Paul Petruzzi is a 58-year-old biathlete and cancer survivor who enjoys the challenge of pushing himself and staying active, including cycling and running in multiple races annually. As scary as his metastatic melanoma cancer diagnosis was to him and his family, he knew he would not be permanently sidelined by his diagnosis.
Metastatic melanoma is an aggressive form of skin cancer that has a very poor, if not deadly, prognosis. But Paul’s commitment to exercise and wholesome eating helped him get through. Paul and his physicians, including Amy Shippers, PA-C, a St. Luke’s physician assistant, partially attribute his body’s ability to fight cancer to his healthy lifestyle. “The fact that Paul was in such excellent shape not only helped him physically, but mentally, it gave him an escape,” says Amy. “Paul is inspiring because he’s focused on living and staying active rather than dwelling on his diagnosis.”
Exercise, especially when faced with a cancer diagnosis, helps the mind, as well as the body, empowering patients to take control of their overall health. Exercise increases endorphins which can trigger a feeling of well-being and often reduce pain. Over time, regular exercise reduces stress, anxiety and depression while improving self-esteem, mood, weight management and cardiovascular fitness. Controlling weight is especially crucial to cancer survivors as studies have shown that gaining weight during and after treatment can increase the risk of cancer recurrence, especially in breast, colon and prostate cancers.

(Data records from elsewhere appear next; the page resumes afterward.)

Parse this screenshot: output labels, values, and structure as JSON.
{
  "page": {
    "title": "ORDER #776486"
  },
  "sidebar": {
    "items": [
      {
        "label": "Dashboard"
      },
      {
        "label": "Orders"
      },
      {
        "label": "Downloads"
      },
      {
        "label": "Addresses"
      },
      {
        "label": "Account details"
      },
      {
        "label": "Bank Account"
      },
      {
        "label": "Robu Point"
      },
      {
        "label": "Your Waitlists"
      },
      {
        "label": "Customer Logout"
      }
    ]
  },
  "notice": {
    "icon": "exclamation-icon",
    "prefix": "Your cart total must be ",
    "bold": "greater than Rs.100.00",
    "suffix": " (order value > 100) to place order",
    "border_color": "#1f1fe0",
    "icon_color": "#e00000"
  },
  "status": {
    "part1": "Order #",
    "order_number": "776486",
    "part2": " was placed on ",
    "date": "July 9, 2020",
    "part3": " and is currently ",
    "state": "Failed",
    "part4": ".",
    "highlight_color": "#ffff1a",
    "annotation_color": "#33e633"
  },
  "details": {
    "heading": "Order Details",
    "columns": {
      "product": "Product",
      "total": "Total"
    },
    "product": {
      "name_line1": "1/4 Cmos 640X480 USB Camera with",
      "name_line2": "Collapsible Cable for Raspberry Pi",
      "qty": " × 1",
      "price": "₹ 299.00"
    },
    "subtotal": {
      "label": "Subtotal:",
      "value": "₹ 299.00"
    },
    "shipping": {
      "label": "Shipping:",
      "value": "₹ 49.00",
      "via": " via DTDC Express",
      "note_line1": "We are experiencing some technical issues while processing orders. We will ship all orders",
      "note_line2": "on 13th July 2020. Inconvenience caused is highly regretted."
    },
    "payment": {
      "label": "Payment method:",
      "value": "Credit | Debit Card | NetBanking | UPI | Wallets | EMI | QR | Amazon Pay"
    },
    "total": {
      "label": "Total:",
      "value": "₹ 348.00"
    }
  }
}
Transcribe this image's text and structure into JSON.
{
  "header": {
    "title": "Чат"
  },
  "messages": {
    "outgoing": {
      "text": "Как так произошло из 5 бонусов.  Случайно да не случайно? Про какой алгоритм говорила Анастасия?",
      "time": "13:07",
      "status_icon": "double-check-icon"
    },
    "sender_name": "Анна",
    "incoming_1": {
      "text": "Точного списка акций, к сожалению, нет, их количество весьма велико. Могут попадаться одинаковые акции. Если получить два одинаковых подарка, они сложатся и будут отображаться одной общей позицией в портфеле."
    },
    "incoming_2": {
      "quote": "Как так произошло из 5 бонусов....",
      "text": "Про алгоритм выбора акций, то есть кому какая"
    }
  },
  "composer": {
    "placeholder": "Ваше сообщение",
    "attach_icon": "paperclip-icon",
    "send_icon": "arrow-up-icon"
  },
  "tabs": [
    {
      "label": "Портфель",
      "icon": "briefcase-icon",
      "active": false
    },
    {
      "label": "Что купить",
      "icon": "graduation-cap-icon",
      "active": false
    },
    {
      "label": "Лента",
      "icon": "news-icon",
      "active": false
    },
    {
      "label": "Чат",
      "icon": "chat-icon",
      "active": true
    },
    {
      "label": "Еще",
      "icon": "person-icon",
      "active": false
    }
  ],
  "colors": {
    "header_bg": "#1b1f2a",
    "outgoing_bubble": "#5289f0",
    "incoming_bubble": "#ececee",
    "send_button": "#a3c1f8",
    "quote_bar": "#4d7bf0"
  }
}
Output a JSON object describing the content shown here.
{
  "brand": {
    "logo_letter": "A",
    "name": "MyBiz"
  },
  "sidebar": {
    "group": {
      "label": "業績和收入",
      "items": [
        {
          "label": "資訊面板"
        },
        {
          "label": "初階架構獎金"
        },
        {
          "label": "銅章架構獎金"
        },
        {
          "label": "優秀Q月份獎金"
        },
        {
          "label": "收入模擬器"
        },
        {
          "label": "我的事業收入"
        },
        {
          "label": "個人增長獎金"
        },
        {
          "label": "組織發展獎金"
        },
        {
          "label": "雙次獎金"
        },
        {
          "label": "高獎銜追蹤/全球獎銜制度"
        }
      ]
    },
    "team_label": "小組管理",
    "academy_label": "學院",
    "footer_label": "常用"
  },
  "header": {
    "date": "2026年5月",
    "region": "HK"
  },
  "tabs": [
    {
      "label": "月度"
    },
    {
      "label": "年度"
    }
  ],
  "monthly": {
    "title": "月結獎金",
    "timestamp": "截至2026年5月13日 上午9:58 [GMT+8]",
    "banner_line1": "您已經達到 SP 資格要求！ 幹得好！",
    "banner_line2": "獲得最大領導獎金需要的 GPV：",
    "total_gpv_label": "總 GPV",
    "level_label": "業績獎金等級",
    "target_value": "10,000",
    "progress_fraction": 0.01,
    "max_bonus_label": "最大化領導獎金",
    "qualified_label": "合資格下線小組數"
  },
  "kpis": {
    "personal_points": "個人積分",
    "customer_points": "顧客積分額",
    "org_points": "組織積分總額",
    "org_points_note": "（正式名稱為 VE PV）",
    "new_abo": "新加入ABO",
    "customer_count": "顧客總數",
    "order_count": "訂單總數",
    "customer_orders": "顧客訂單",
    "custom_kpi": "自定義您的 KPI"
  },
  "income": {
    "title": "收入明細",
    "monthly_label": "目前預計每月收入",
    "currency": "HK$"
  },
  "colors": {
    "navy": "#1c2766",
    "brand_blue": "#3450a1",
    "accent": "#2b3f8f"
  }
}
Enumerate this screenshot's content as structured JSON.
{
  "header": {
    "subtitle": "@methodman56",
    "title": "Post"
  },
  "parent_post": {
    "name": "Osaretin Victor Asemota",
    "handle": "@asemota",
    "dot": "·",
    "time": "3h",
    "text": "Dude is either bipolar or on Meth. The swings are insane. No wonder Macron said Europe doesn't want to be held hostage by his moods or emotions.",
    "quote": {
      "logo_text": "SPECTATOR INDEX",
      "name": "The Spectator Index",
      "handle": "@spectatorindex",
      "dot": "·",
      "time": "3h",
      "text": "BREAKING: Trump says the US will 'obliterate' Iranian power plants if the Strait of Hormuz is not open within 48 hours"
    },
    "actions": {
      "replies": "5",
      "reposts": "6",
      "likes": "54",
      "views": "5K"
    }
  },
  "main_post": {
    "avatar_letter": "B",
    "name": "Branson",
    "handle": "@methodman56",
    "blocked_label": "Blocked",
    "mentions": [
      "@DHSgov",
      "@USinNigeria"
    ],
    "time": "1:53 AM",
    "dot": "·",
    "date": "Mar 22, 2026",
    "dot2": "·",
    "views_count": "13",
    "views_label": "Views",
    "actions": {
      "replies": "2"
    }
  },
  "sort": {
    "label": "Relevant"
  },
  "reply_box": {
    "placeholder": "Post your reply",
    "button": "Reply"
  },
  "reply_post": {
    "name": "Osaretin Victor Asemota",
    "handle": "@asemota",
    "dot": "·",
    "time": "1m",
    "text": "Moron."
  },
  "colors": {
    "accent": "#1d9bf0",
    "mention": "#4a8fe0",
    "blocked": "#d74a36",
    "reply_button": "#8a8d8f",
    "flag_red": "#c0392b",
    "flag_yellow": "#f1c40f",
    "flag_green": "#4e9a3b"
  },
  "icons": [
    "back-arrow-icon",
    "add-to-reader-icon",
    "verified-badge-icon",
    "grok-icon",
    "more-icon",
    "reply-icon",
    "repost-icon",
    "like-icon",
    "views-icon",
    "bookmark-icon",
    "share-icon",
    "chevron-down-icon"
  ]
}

St. Luke’s offers patients a variety of healthy lifestyle programs that can not only physically aid in the prevention, management and treatment of cancer, but can help patients deal with the mental aspects of facing a cancer diagnosis like anxiety and depression. In fact, the National Cancer Institute suggests that both the quality and quantity of life are positively impacted by increased exercise after a cancer diagnosis.
As part of each patient’s individualized treatment plan and collaborative care, St. Luke’s cancer patients are eligible for a two week membership to St. Luke’s Fitness & Sports Performance centers, including specialized attention from a fitness center trainer. Additionally, they are presented with an opportunity to meet with physical therapists who perform an evaluation to establish baseline range of motion and strength to better manage and minimize impairments resulting from cancer or its treatments. Physical activity is often prescribed to cancer patients as treatment for fatigue, one of the most common side effects of treatment. Physical therapy can also help patients cope with other side effects like aerobic deconditioning, balance, weakness, pain and muscle tightness as well as lymphedema.
While all exercise is good, outdoor exercise has an even greater effect on mental health and depression than indoor exercise. St. Luke’s has a number of programs designed to get patients exercising outdoors. Get Your Tail on the Trail is a fun and effective wellness initiative encouraging people to move more and become healthier by taking advantage of the amazing walking trails in the Lehigh Valley. The program was created in partnership with the Delaware & Lehigh National Heritage Corridor, and allows registered users to track their activity miles and earn prizes. St. Luke’s patients can also Walk with a Doc during scheduled events where people can walk and talk with St. Luke’s doctors at various locations around the Lehigh Valley. Learn more and register for Get Your Tail on the Trail at tailonthetrail.org.
Paul Petruzzi’s cancer is now considered stable but his doctors regularly scan and observe him to stay on top of any recurrence. There is no doubt that exercise played a part in his positive outcome. Doctors and health care providers agree that regular physical activity, especially as part of an overall healthy lifestyle, can benefit in both the prevention and treatment of cancer.